Show that if n is an integer and \(\left( {{n^3} + 5} \right)\)is odd, then n is even using

a) a proof by contraposition.

b) a proof by contradiction.

Short answer

If \(n\)is an integer and \(\left( {{n^3} + 5} \right)\)is odd, then \(n\)has to be even is true by both the methods of contraposition and contradiction.

Step-by-step solution

Introduction for part (a)

(a)

“If \(n\)is an integer and\(\left( {{n^3} + 5} \right)\)is odd, then\(n\)has to be even.”

Contraposition statement

Contraposition is \( - q \to - p\)when the statement is\(p \to q\).

In the above statement,

\(p\): \(n\)is an integer and\(\left( {{n^3} + 5} \right)\)is to be odd

\( - p\): \(n\)is an integer and\(\left( {{n^3} + 5} \right)\)is to be even

\(q\): \(n\)is even

\( - q\): \(n\)is odd

Contraposition statement: If \(n\)is odd, then \(n\) is an integer and\(\left( {{n^3} + 5} \right)\)has to be even.

Prove of part (a) using contraposition

Assume that \(n\)is odd, then by definition of odd numbers \(n = 2k + 1\)for any integer\(k\).

Consider

\({n^3} + 5 = {\left( {2k + 1} \right)^3} + 5\)

\(\begin{aligned}{l} = 8{k^3} + 12{k^2} + 6k + 1 + 5\\ = 2\left( {4{k^3} + 6{k^2} + 3k + 3} \right)\\ = 2p\end{aligned}\)

Taking \(p = 4{k^3} + 6{k^2} + 3k + 3\)

Thus, \(\left( {{n^3} + 5} \right)\)is even.

Hence, the contraposition statement is,

“If \(n\)is odd, then \(n\) is an integer and\(\left( {{n^3} + 5} \right)\)has to be even.”

Therefore, the original statement is,

“If \(n\)is an integer and\(\left( {{n^3} + 5} \right)\)is odd, then \(n\)has to be even.”

Introduction for part (b)

Consider the statement,

“If \(n\)is an integer and\(\left( {{n^3} + 5} \right)\)is odd, then \(n\)has to be even.”

The purpose is to show this statement true using contradiction method of proving.
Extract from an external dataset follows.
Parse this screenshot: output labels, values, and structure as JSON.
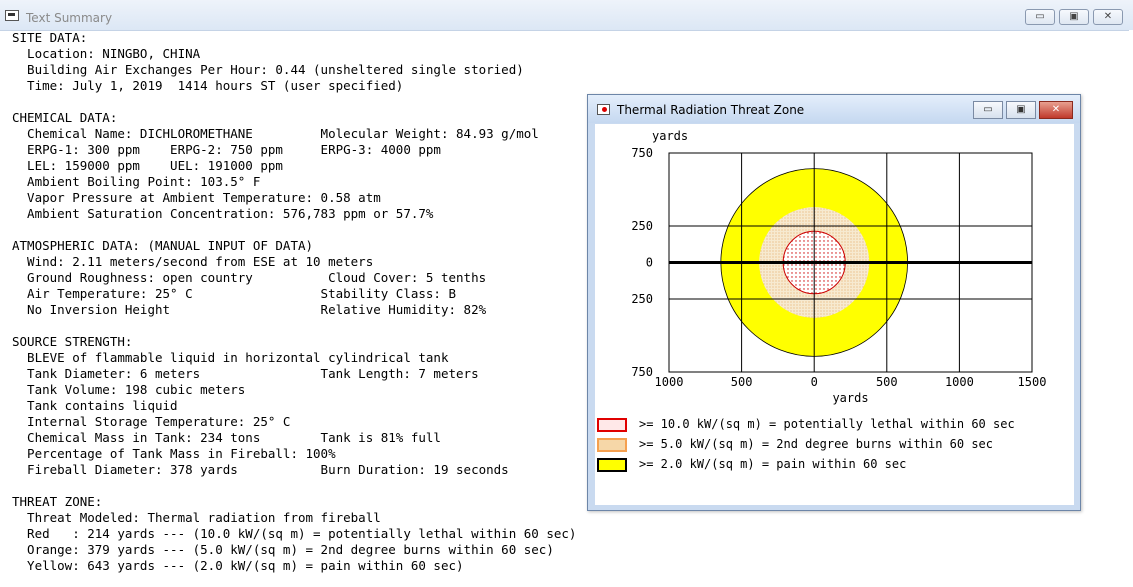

Prove of part (b) using contradiction

Suppose that \(\left( {{n^3} + 5} \right)\)is odd and \(n\)is odd.

Using the result that product of two odd numbers is odd twice to\({n^3}\).

It gives that \({n^3}\)is odd.

But, \(\left( {{n^3} + 5} \right) - {n^3} = 5\)is an even number as the subtraction of two odd numbers is even.

That is, \(\left( {{n^3} + 5} \right) - {n^3} = 5\)is even.

This is not true as 5 is odd number.

Thus, the supposition is wrong.

Therefore, if\(n\)is an integer and \(\left( {{n^3} + 5} \right)\)is odd, then \(n\)has to be even.